Le retour… ? J'ai trouvé un couple d'Albanais sur ma route, on était à trente kilomètres de Tirana, ils m'ont soigné la jambe comme ils pouvaient, je boitais et j'en ai boité toute ma vie, mais je marchais quand même, ils m'ont donné de l'argent pour aller jusqu'au port. Et là tu me crois si tu veux, il y avait qu'un départ par mois pour l'Italie, et avec la chance que j'ai toujours eue, je venais de le louper à deux heures près. J'ai dormi sur les docks et j'ai retrouvé des loqueteux qui s'étaient démerdés, comme moi, ça a duré un mois entier. On m'a débarqué à Naples, il y avait tous ces Américains. J'ai eu honte de rentrer en clochard infesté de poux et presque nu. J'ai croisé un Napolitain qui vendait du faux parfum aux Américains, le bouchon sentait bon mais il remplissait les flacons avec de la pisse. J'ai fait semblant d'en acheter trois, ça a fait de la publicité, et il m'a embauché pour refaire le coup à chaque fois. Avec ces sous je me suis lavé et habillé, j'ai acheté le billet de train pour la maison. Au bout de quatre ans. J'étais propre et je sentais bon. Ça lui a fait plaisir, à ma fiancée

Bianca m'a manqué dès les premières secondes où j'ai ouvert la porte du studio. Et je sens que ça va durer. Sa coquetterie candide va me manquer. Son regard sur les choses va me manquer. Sa gaieté, ses savates, ses blouses de bonne femme, son rouge à ongles, ses contes et légendes, son rouge à lèvres, ses rêves cathodiques, son rouge aux joues, sa tendresse, sa sauce tomate et son humour d'un autre monde. Je souhaite qu'un gars du coin découvre tous ces trésors, un jour, sans les lui voler. Nous nous sommes fait le serment de désormais fêter nos anniversaires le même jour. Une promesse facile à tenir. C'est le seul bon moyen qu'on ait trouvé pour vieillir ensemble.

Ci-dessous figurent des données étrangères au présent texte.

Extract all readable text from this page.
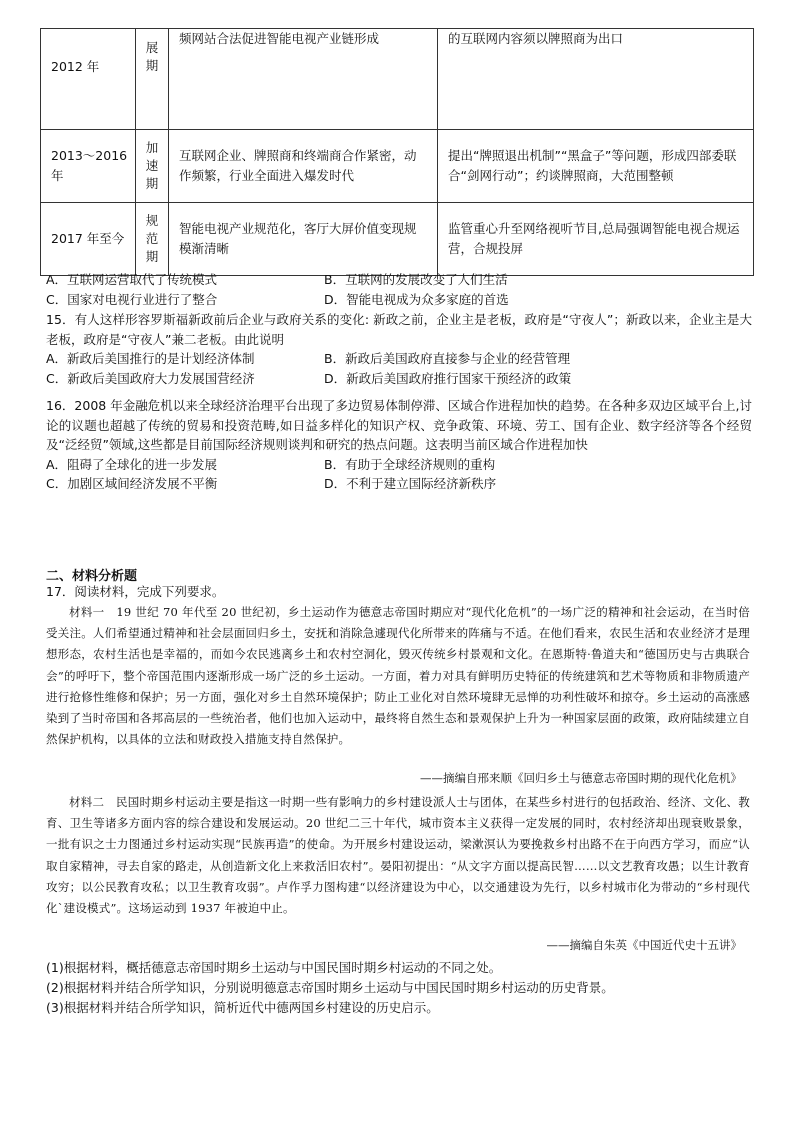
2012 年	展期	频网站合法促进智能电视产业链形成	的互联网内容须以牌照商为出口
2013～2016 年	加速期	互联网企业、牌照商和终端商合作紧密，动作频繁，行业全面进入爆发时代	提出“牌照退出机制”“黑盒子”等问题，形成四部委联合“剑网行动”；约谈牌照商，大范围整顿
2017 年至今	规范期	智能电视产业规范化，客厅大屏价值变现规模渐清晰	监管重心升至网络视听节目,总局强调智能电视合规运营，合规投屏
A．互联网运营取代了传统模式	B．互联网的发展改变了人们生活
C．国家对电视行业进行了整合	D．智能电视成为众多家庭的首选
15．有人这样形容罗斯福新政前后企业与政府关系的变化: 新政之前，企业主是老板，政府是“守夜人”；新政以来，企业主是大老板，政府是“守夜人”兼二老板。由此说明
A．新政后美国推行的是计划经济体制	B．新政后美国政府直接参与企业的经营管理
C．新政后美国政府大力发展国营经济	D．新政后美国政府推行国家干预经济的政策
16．2008 年金融危机以来全球经济治理平台出现了多边贸易体制停滞、区域合作进程加快的趋势。在各种多双边区域平台上,讨论的议题也超越了传统的贸易和投资范畴,如日益多样化的知识产权、竞争政策、环境、劳工、国有企业、数字经济等各个经贸及“泛经贸”领域,这些都是目前国际经济规则谈判和研究的热点问题。这表明当前区域合作进程加快
A．阻碍了全球化的进一步发展	B．有助于全球经济规则的重构
C．加剧区域间经济发展不平衡	D．不利于建立国际经济新秩序
二、材料分析题
17．阅读材料，完成下列要求。
材料一　19 世纪 70 年代至 20 世纪初，乡土运动作为德意志帝国时期应对“现代化危机”的一场广泛的精神和社会运动，在当时倍受关注。人们希望通过精神和社会层面回归乡土，安抚和消除急遽现代化所带来的阵痛与不适。在他们看来，农民生活和农业经济才是理想形态，农村生活也是幸福的，而如今农民逃离乡土和农村空洞化，毁灭传统乡村景观和文化。在恩斯特·鲁道夫和“德国历史与古典联合会”的呼吁下，整个帝国范围内逐渐形成一场广泛的乡土运动。一方面，着力对具有鲜明历史特征的传统建筑和艺术等物质和非物质遗产进行抢修性维修和保护；另一方面，强化对乡土自然环境保护；防止工业化对自然环境肆无忌惮的功利性破坏和掠夺。乡土运动的高涨感染到了当时帝国和各邦高层的一些统治者，他们也加入运动中，最终将自然生态和景观保护上升为一种国家层面的政策，政府陆续建立自然保护机构，以具体的立法和财政投入措施支持自然保护。
——摘编自邢来顺《回归乡土与德意志帝国时期的现代化危机》
材料二　民国时期乡村运动主要是指这一时期一些有影响力的乡村建设派人士与团体，在某些乡村进行的包括政治、经济、文化、教育、卫生等诸多方面内容的综合建设和发展运动。20 世纪二三十年代，城市资本主义获得一定发展的同时，农村经济却出现衰败景象，一批有识之士力图通过乡村运动实现“民族再造”的使命。为开展乡村建设运动，梁漱溟认为要挽救乡村出路不在于向西方学习，而应“认取自家精神，寻去自家的路走，从创造新文化上来救活旧农村”。晏阳初提出：“从文字方面以提高民智……以文艺教育攻愚；以生计教育攻穷；以公民教育攻私；以卫生教育攻弱”。卢作孚力图构建“以经济建设为中心，以交通建设为先行，以乡村城市化为带动的“乡村现代化`建设模式”。这场运动到 1937 年被迫中止。
——摘编自朱英《中国近代史十五讲》
(1)根据材料，概括德意志帝国时期乡土运动与中国民国时期乡村运动的不同之处。
(2)根据材料并结合所学知识，分别说明德意志帝国时期乡土运动与中国民国时期乡村运动的历史背景。
(3)根据材料并结合所学知识，简析近代中德两国乡村建设的历史启示。
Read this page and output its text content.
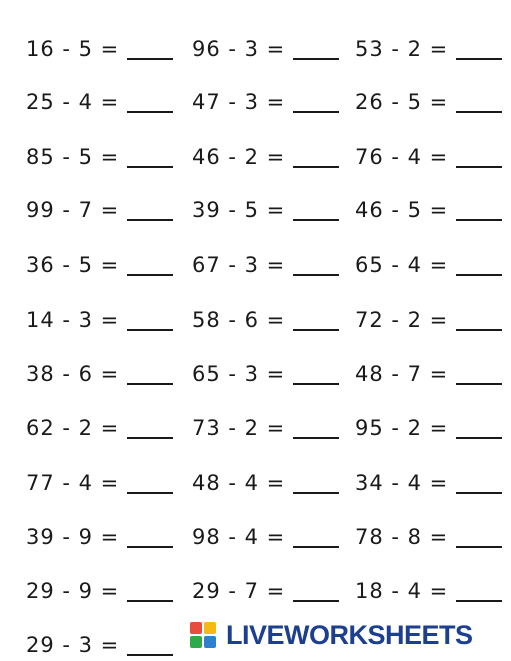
16 - 5 =	96 - 3 =	53 - 2 =
25 - 4 =	47 - 3 =	26 - 5 =
85 - 5 =	46 - 2 =	76 - 4 =
99 - 7 =	39 - 5 =	46 - 5 =
36 - 5 =	67 - 3 =	65 - 4 =
14 - 3 =	58 - 6 =	72 - 2 =
38 - 6 =	65 - 3 =	48 - 7 =
62 - 2 =	73 - 2 =	95 - 2 =
77 - 4 =	48 - 4 =	34 - 4 =
39 - 9 =	98 - 4 =	78 - 8 =
29 - 9 =	29 - 7 =	18 - 4 =
29 - 3 =	LIVEWORKSHEETS
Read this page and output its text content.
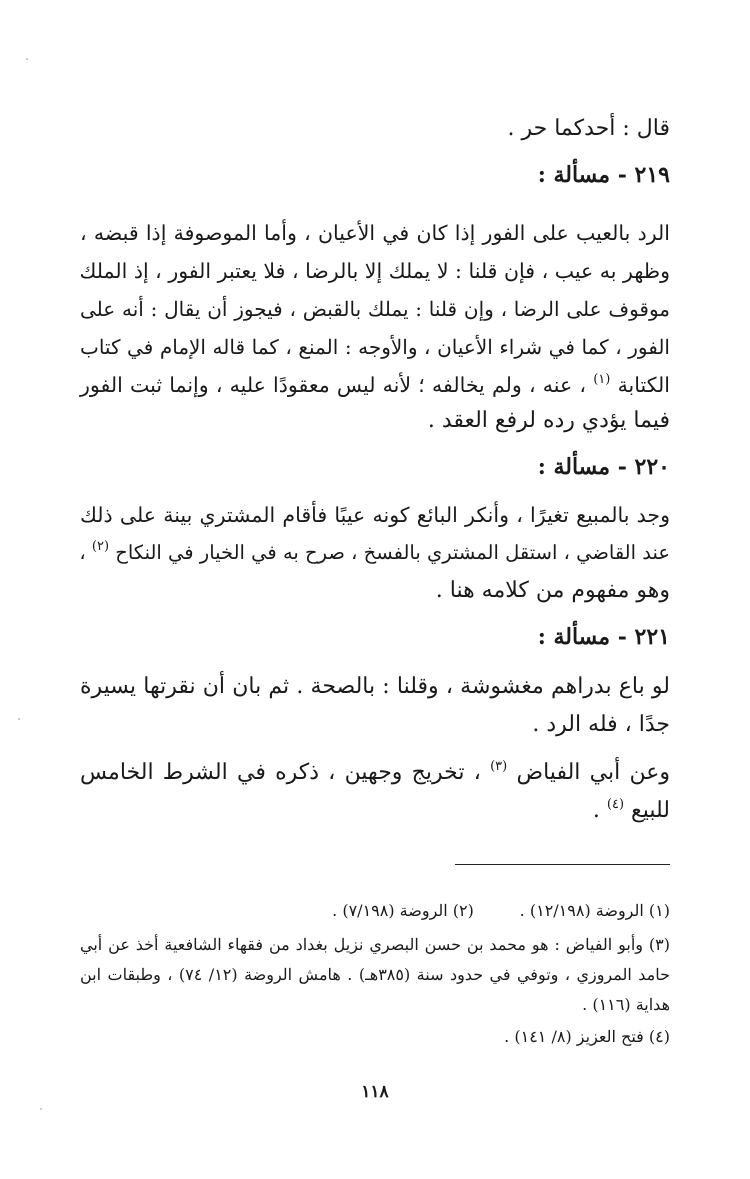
قال : أحدكما حر .
٢١٩ - مسألة :
الرد بالعيب على الفور إذا كان في الأعيان ، وأما الموصوفة إذا قبضه ،
وظهر به عيب ، فإن قلنا : لا يملك إلا بالرضا ، فلا يعتبر الفور ، إذ الملك
موقوف على الرضا ، وإن قلنا : يملك بالقبض ، فيجوز أن يقال : أنه على
الفور ، كما في شراء الأعيان ، والأوجه : المنع ، كما قاله الإمام في كتاب
الكتابة $^{(١)}$ ، عنه ، ولم يخالفه ؛ لأنه ليس معقودًا عليه ، وإنما ثبت الفور
فيما يؤدي رده لرفع العقد .
٢٢٠ - مسألة :
وجد بالمبيع تغيرًا ، وأنكر البائع كونه عيبًا فأقام المشتري بينة على ذلك
عند القاضي ، استقل المشتري بالفسخ ، صرح به في الخيار في النكاح $^{(٢)}$ ،
وهو مفهوم من كلامه هنا .
٢٢١ - مسألة :
لو باع بدراهم مغشوشة ، وقلنا : بالصحة . ثم بان أن نقرتها يسيرة
جدًا ، فله الرد .
وعن أبي الفياض $^{(٣)}$ ، تخريج وجهين ، ذكره في الشرط الخامس
للبيع $^{(٤)}$ .
(١) الروضة (١٢/١٩٨) .         (٢) الروضة (٧/١٩٨) .
(٣) وأبو الفياض : هو محمد بن حسن البصري نزيل بغداد من فقهاء الشافعية أخذ عن أبي
حامد المروزي ، وتوفي في حدود سنة (٣٨٥هـ) . هامش الروضة (١٢/ ٧٤) ، وطبقات ابن
هداية (١١٦) .
(٤) فتح العزيز (٨/ ١٤١) .
١١٨
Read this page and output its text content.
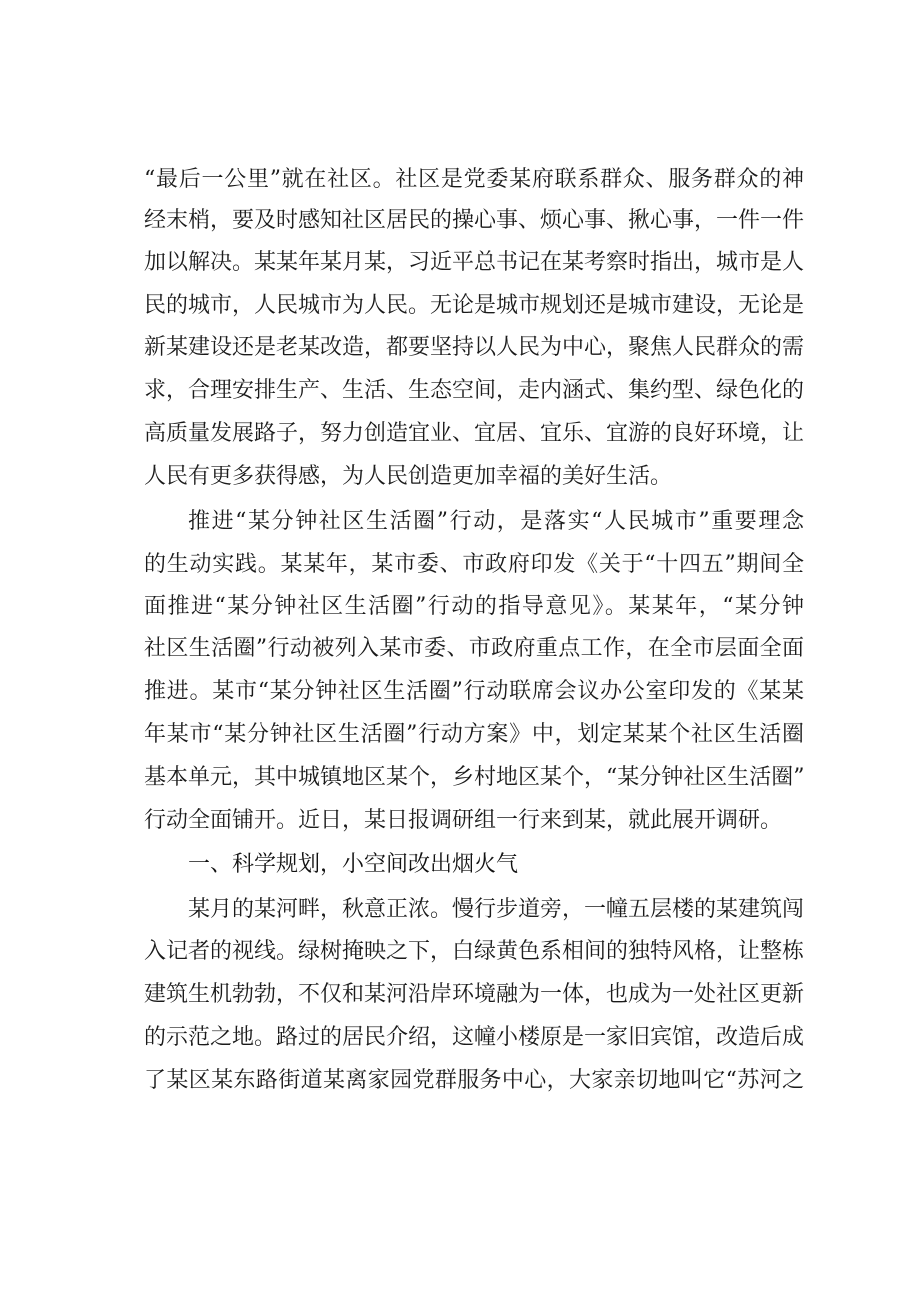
“最后一公里”就在社区。社区是党委某府联系群众、服务群众的神
经末梢，要及时感知社区居民的操心事、烦心事、揪心事，一件一件
加以解决。某某年某月某，习近平总书记在某考察时指出，城市是人
民的城市，人民城市为人民。无论是城市规划还是城市建设，无论是
新某建设还是老某改造，都要坚持以人民为中心，聚焦人民群众的需
求，合理安排生产、生活、生态空间，走内涵式、集约型、绿色化的
高质量发展路子，努力创造宜业、宜居、宜乐、宜游的良好环境，让
人民有更多获得感，为人民创造更加幸福的美好生活。
推进“某分钟社区生活圈”行动，是落实“人民城市”重要理念
的生动实践。某某年，某市委、市政府印发《关于“十四五”期间全
面推进“某分钟社区生活圈”行动的指导意见》。某某年，“某分钟
社区生活圈”行动被列入某市委、市政府重点工作，在全市层面全面
推进。某市“某分钟社区生活圈”行动联席会议办公室印发的《某某
年某市“某分钟社区生活圈”行动方案》中，划定某某个社区生活圈
基本单元，其中城镇地区某个，乡村地区某个，“某分钟社区生活圈”
行动全面铺开。近日，某日报调研组一行来到某，就此展开调研。
一、科学规划，小空间改出烟火气
某月的某河畔，秋意正浓。慢行步道旁，一幢五层楼的某建筑闯
入记者的视线。绿树掩映之下，白绿黄色系相间的独特风格，让整栋
建筑生机勃勃，不仅和某河沿岸环境融为一体，也成为一处社区更新
的示范之地。路过的居民介绍，这幢小楼原是一家旧宾馆，改造后成
了某区某东路街道某离家园党群服务中心，大家亲切地叫它“苏河之
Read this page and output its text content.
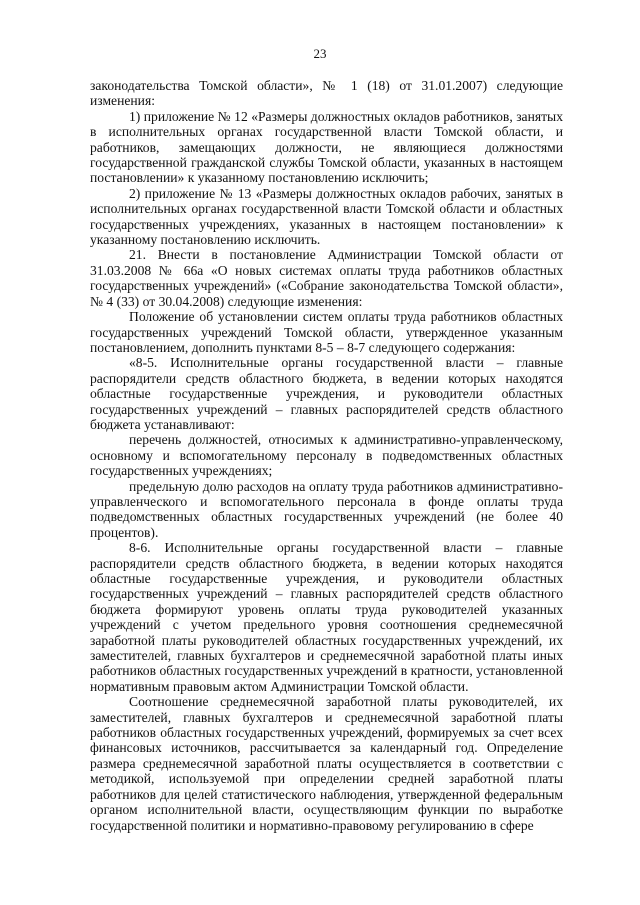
23

законодательства Томской области», № 1 (18) от 31.01.2007) следующие изменения:

1) приложение № 12 «Размеры должностных окладов работников, занятых в исполнительных органах государственной власти Томской области, и работников, замещающих должности, не являющиеся должностями государственной гражданской службы Томской области, указанных в настоящем постановлении» к указанному постановлению исключить;

2) приложение № 13 «Размеры должностных окладов рабочих, занятых в исполнительных органах государственной власти Томской области и областных государственных учреждениях, указанных в настоящем постановлении» к указанному постановлению исключить.

21. Внести в постановление Администрации Томской области от 31.03.2008 № 66а «О новых системах оплаты труда работников областных государственных учреждений» («Собрание законодательства Томской области», № 4 (33) от 30.04.2008) следующие изменения:

Положение об установлении систем оплаты труда работников областных государственных учреждений Томской области, утвержденное указанным постановлением, дополнить пунктами 8-5 – 8-7 следующего содержания:

«8-5. Исполнительные органы государственной власти – главные распорядители средств областного бюджета, в ведении которых находятся областные государственные учреждения, и руководители областных государственных учреждений – главных распорядителей средств областного бюджета устанавливают:

перечень должностей, относимых к административно-управленческому, основному и вспомогательному персоналу в подведомственных областных государственных учреждениях;

предельную долю расходов на оплату труда работников административно-управленческого и вспомогательного персонала в фонде оплаты труда подведомственных областных государственных учреждений (не более 40 процентов).

8-6. Исполнительные органы государственной власти – главные распорядители средств областного бюджета, в ведении которых находятся областные государственные учреждения, и руководители областных государственных учреждений – главных распорядителей средств областного бюджета формируют уровень оплаты труда руководителей указанных учреждений с учетом предельного уровня соотношения среднемесячной заработной платы руководителей областных государственных учреждений, их заместителей, главных бухгалтеров и среднемесячной заработной платы иных работников областных государственных учреждений в кратности, установленной нормативным правовым актом Администрации Томской области.

Соотношение среднемесячной заработной платы руководителей, их заместителей, главных бухгалтеров и среднемесячной заработной платы работников областных государственных учреждений, формируемых за счет всех финансовых источников, рассчитывается за календарный год. Определение размера среднемесячной заработной платы осуществляется в соответствии с методикой, используемой при определении средней заработной платы работников для целей статистического наблюдения, утвержденной федеральным органом исполнительной власти, осуществляющим функции по выработке государственной политики и нормативно-правовому регулированию в сфере
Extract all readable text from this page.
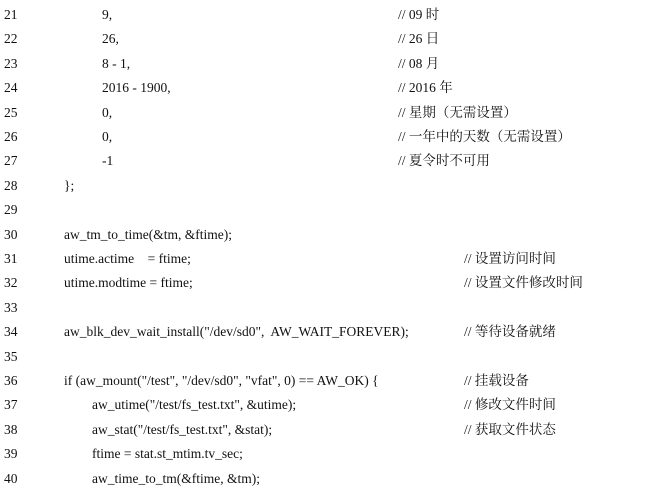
21	9,	// 09 时
22	26,	// 26 日
23	8 - 1,	// 08 月
24	2016 - 1900,	// 2016 年
25	0,	// 星期（无需设置）
26	0,	// 一年中的天数（无需设置）
27	-1	// 夏令时不可用
28	};
29
30	aw_tm_to_time(&tm, &ftime);
31	utime.actime    = ftime;	// 设置访问时间
32	utime.modtime = ftime;	// 设置文件修改时间
33
34	aw_blk_dev_wait_install("/dev/sd0",  AW_WAIT_FOREVER);	// 等待设备就绪
35
36	if (aw_mount("/test", "/dev/sd0", "vfat", 0) == AW_OK) {	// 挂载设备
37	aw_utime("/test/fs_test.txt", &utime);	// 修改文件时间
38	aw_stat("/test/fs_test.txt", &stat);	// 获取文件状态
39	ftime = stat.st_mtim.tv_sec;
40	aw_time_to_tm(&ftime, &tm);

Pour oublier ce retour j'ai voulu m'étourdir de plaisirs coûteux, me faire des cadeaux inutiles et me vautrer dans un excès de luxe. J'ai cherché des idées. Une heure plus tard je me suis retrouvé au bout de la rue, chez Omar, pour déguster un excellent couscous, histoire de me dépayser.

Le lendemain je suis allé visiter les parents, et le vieux et moi avons joué la comédie des retrouvailles avec beaucoup de conviction. Ma mère semblait touchée par la grâce quand je lui ai raconté qu'un miracle avait eu lieu au village. Quand j'ai sorti une bouteille de notre vin elle s'est signée avec et en a bu jusqu'à ce que la tête lui tourne. Mon père n'y a pas touché. Les autres sont arrivés, Giovanni, l'aîné, puis Clara, Anna et Yolande, mes trois frangines. J'ai signé des chèques à tout le monde, histoire de me défaire du fric au plus vite. La mère Trengoni est passée nous voir. Nous avons parlé des vignes, du miracle, elle n'a pas bien compris, un peu maladroitement j'ai sorti des liasses de billets, elle s'est méfiée. J'ai laissé mes parents se charger de lui expliquer, de lui faire accepter la somme, et l'encourager à vivre dans un endroit décent. À Sora, peut-être. Juste en face, la maison d'Osvaldo avait poussé de terre comme un champignon. Une urgence. Une force. Un désir de voir le toit couvrir la terre. En un mois seulement. Tout seul. Fier et calme, il m'a fait un salut de la main à travers la fenêtre.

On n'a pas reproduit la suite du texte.